State Supreme Court rules that denying marriage rights to same-sex couples violates Constitution; activists vow to get marriage statutes amended to include gays
The New Jersey Supreme Court on Wednesday ruled that denying equal marriage rights to same-sex couples violates the state’s Constitution, and set a six-month time limit for the legislature to either amend current marriage statutes or establish a civil union-type arrangement that gives gay couples all the state rights and benefits of marriage.
The ruling was announced at 2 p.m., CST.
Steven Goldstein, chair of the gay rights group Garden State Equality, immediately issued a statement announcing that three state lawmakers were prepared to introduce marriage equality legislation.
Four of the seven justices signed on to the majority. The three other justices said same-sex couples should be included in the marriage statutes and not given a separate-but-equal system of rights.
Justice Barry T. Albin, writing for the majority, said, “Denying committed same-sex couples the financial and social benefits and privileges give to their married heterosexual counterparts bears no substantial relationship to a legitimate governmental purpose.”
Albin wrote that “committed same-sex couples must be afforded on equal terms the same rights and benefits enjoyed by opposite-sex couples under the civil marriage statutes,” but that whether the “statutory scheme that provides full rights and benefits” is called marriage, civil unions or something else “is a matter left to the democratic process.”
Justices Jaynee LaVecchia, Roberto A. Rivera-Soto and John E. Wallace Jr. signed the majority opinion.
Chief Justice Deborah T. Poritz, who will step down from the court after turning 70 the court’s mandatory retirement age on Thursday, wrote a minority opinion concurring that denying marriage rights to same-sex couples violates the Constitution, but “dissents from the majority’s distinguishing those rights and benefits from the right to the title of marriage. She also dissents from the majority’s conclusion that there is no fundamental due process right to same-sex marriage encompassed within the concept of “‘liberty'” as expressed in the Constitution.
Justices Virginia Long and James R. Zazzali signed the minority opinion.
Goldstein agreed vehemently with the minority opinion, In a written statement released shortly before 3 p.m.

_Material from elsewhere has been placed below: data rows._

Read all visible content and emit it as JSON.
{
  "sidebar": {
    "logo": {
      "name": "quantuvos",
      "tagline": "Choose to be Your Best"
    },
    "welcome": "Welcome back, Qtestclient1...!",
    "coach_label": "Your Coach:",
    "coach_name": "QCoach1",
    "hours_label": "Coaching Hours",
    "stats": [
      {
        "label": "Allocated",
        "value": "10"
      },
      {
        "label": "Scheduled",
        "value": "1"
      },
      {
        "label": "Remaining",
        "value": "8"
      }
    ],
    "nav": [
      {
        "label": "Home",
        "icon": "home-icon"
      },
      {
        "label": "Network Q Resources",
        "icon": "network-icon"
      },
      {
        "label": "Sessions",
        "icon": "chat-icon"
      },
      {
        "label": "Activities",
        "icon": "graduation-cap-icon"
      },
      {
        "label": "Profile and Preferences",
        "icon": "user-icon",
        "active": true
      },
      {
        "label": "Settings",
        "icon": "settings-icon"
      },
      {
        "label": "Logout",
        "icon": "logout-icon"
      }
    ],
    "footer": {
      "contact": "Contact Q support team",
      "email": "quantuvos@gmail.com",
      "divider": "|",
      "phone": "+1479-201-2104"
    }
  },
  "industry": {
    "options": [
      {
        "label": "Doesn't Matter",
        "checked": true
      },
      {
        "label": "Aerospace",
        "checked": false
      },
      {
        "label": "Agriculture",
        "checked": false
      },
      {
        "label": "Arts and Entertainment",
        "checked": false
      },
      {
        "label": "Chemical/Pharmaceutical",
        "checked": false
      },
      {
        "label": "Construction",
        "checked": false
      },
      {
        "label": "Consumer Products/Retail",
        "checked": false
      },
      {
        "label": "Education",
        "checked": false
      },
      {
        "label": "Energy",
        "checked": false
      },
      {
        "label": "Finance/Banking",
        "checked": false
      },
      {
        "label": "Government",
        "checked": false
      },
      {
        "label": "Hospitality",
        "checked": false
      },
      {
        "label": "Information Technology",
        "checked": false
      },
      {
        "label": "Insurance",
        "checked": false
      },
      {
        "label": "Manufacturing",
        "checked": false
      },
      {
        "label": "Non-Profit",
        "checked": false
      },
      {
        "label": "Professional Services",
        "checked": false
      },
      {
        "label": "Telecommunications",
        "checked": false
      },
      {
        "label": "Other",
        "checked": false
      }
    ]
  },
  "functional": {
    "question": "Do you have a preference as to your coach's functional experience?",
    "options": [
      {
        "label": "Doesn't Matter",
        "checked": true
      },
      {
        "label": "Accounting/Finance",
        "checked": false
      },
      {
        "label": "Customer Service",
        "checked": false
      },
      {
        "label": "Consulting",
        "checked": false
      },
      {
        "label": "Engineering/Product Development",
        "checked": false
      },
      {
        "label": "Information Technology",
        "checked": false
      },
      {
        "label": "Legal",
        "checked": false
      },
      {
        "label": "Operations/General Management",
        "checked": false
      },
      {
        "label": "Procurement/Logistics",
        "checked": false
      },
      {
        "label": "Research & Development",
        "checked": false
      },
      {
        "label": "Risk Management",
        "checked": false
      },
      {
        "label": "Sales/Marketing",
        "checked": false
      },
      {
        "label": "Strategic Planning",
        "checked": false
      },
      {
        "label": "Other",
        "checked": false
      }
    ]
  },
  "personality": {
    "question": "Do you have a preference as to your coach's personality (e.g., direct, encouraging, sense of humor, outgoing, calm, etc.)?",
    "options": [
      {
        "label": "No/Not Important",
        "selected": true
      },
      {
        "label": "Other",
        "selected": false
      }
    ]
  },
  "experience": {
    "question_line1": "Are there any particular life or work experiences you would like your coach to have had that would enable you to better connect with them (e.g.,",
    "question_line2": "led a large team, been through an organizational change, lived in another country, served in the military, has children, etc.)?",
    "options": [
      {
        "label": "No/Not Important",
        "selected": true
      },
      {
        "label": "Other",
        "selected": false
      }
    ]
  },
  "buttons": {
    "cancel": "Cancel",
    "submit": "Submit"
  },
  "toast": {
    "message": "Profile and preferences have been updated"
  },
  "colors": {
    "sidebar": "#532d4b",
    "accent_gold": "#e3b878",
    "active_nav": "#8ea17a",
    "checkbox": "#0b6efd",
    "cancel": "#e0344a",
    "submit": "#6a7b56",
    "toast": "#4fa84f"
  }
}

CST, Goldstein said, “So help us God, New Jersey’s LGBT community and our millions of straight allies will settle for nothing less than 100 percent marriage equality.”
Goldstein said that “half-steps short of marriage like New Jersey’s domestic partnership law and also civil union laws don’t work in the real world. Hospitals and other employers have told domestic-partnered couples across New Jersey: We don’t care what the domestic partnership law says. You’re not married.

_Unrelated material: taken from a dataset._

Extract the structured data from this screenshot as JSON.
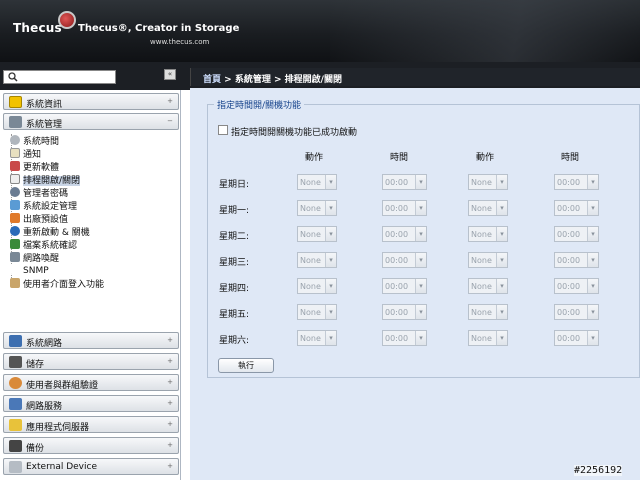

“That’s why it wouldn’t matter if the legislature added all the rights in the world to the current law without calling it marriage,” he continued. “Marriage is the only currency of commitment the real world universally understands and accepts.”
Goldstein said that Assemblyman Wilfredo Carabello, the Assembly’s speaker pro tem, would be joined by Assemblymen Brian Stack and Reed Gusciora in introducing marriage equality legislation.
“Over our dead bodies will we settle for less than 100 percent marriage equality. The people of New Jersey wouldn’t want us to,” Goldstein said, pointing to the 2006 Zogby-Garden State Equality Poll that found that New Jersey residents favor marriage equality by a 56-to39 percent margin.